We have also had multiple discussions with member of the Pulmonary and Critical Care Department at TikurAnbessa and have identified among chronic respiratory disease, prevalence, risk factors and role of beta-agonists and inhaled steroids to improve outcome for wood stove related chronic obstructive pulmonary disease (COPD) as a high priority.

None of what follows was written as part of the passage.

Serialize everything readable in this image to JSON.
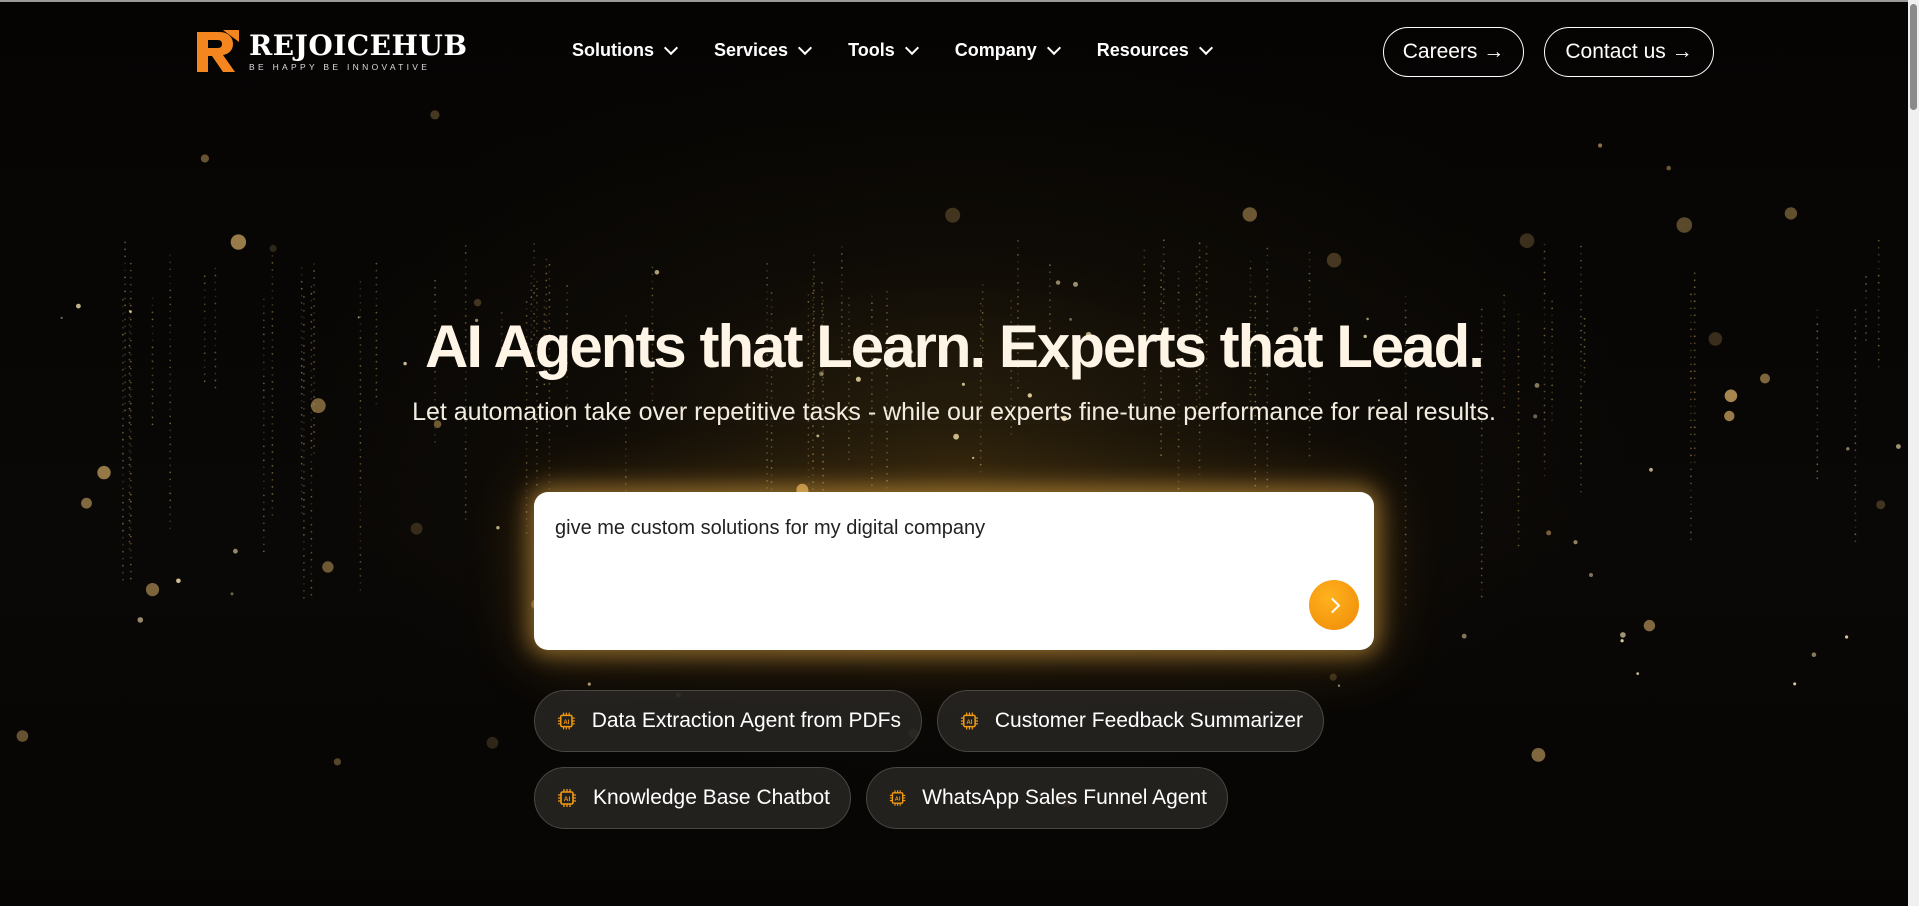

Podoconiosis or non-filiarlial elephantiasis is a peripheral lymphoedema associated disease thought to be related to long term exposure of bare feet to red clay soil. Recent work exploring the genetics of podoconiosis has revealed a significant association with HLA-DRB0701 along with HLA-DQA201 and HLA-DQB201, all of which are in linkage disequilibrium. This strongly implies a T-cell mediated HLA class II restricted recognition of antigen presenting cells in the disease pathogenesis. In order to further characterize immune system of such patients PhD student MikiasNegash plans on comparing phenotypic characteristics of T cell subsets as well as potential antigen presenting cells such as monocyte-lineage cells and dendritic cells in the blood and peripheral lesions of such patients. In addition, serum will be analyzed for cytokine and mRNA biomarkers to identify putative disease specific markers. Finally, attempts will be made to evaluate whether putative minerals known to be present in the soil are capable of selectively stimulating T cells from podoconiosis and not control patients. The proposal is under ethical review and reagents have been ordered.